"Tabula Selenographica in qua Lunarium Macularum Exacta Descriptio Secundum Nomenclaturam Praestantissimorum Astronomorum tam Hevelii quam Riccioli...", Doppelmayr/Homann
This is a magnificent double hemisphere map of the surface of the moon. Both spheres depict the same side of the moon and are filled with topography, using place names following the nomenclature of Riccioli (on the right) and Hevelius (on the left). Riccioli named the features of the moon for famous people and scientists, while Hevelius named them after geographical features on the earth. Between the two spheres is a scheme of the phases of the moon and different lunar phases are represented in the four corners. The map is decorated at top with cherubs using a telescope and Diana, the goddess of the moon.
If you turn the map 90 degrees counter-clockwise and examine the sphere on the left, notice that the shaded area dominating the lower center of the sphere resembles the Mediterranean Sea.

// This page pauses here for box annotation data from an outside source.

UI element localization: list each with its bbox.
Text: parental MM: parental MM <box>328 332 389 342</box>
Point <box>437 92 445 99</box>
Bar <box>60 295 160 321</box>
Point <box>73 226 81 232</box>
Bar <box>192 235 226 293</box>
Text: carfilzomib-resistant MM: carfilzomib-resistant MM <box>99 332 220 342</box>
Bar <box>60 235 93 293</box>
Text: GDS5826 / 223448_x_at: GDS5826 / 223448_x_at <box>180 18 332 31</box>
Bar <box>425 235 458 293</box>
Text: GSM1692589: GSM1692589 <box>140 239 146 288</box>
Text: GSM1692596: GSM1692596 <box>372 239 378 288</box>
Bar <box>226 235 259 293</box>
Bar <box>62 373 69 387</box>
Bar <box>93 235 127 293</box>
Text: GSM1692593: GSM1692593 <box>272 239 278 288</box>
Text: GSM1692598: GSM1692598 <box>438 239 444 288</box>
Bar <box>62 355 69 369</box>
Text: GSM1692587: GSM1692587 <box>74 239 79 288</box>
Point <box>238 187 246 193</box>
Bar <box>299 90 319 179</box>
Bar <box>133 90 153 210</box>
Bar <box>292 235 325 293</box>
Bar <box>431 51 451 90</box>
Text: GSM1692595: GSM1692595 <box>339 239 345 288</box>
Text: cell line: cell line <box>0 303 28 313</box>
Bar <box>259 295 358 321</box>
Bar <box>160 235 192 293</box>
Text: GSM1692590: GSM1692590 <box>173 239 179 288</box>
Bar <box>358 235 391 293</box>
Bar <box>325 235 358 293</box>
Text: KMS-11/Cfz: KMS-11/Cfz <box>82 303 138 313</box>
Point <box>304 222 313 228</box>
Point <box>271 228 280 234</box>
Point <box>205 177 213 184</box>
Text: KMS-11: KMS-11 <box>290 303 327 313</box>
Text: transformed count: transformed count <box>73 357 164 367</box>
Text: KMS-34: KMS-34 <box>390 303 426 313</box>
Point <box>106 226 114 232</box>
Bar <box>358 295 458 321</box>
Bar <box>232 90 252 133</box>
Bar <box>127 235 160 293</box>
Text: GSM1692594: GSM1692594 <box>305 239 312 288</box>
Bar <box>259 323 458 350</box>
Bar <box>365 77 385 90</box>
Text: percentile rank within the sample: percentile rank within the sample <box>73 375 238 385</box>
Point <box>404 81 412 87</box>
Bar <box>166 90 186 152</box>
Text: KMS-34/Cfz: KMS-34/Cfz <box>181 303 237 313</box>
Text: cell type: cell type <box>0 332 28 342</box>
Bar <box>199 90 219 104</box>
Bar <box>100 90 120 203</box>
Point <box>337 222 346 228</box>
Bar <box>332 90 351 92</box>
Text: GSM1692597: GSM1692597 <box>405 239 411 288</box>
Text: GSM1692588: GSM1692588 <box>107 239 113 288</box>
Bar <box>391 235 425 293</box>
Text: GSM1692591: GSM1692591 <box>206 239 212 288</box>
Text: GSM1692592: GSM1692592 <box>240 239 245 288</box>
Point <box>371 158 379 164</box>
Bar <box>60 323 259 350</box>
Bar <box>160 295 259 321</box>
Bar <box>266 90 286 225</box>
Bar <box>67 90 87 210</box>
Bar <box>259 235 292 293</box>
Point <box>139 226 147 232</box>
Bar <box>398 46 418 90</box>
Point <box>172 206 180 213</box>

Hevelius named the landform in the middle of this region Sicilia and the crater in its center M. Aetna. For some 140 years, the two systems of lunar cartography competed with each other. Although Hevelius' system was influential, the cumbersome Latin names gave way to the easier to remember and more popular system devised by Riccioli - the system that left the possibility for scientists to someday have a lunar feature named for them!
Johann Gabriel Doppelmayr was a professor of mathematics at the Aegidien Gymnasium in Nuremberg. Doppelmayr and Johann Baptist Homann were frequent collaborators in producing celestial and astronomical charts for atlases. This chart was engraved between 1735 and 1742 and appeared in the two major compilations of Dopplemayr’s works published by Homann Heirs; Atlas Coelestis in quo Mundus Spectabilis... in 1742, and the revised edition Atlas Novus Coelestis... in 1748. Read more about Doppelmayr's life and accomplishments here.
References: Kanas #7.8.3.
Condition: B
A nice impression with light toning, soiling and foxing. There is non-archival tape along the edges of the sheet on verso, and two old stamps from "Radcliffe Observatory Oxford" also on verso.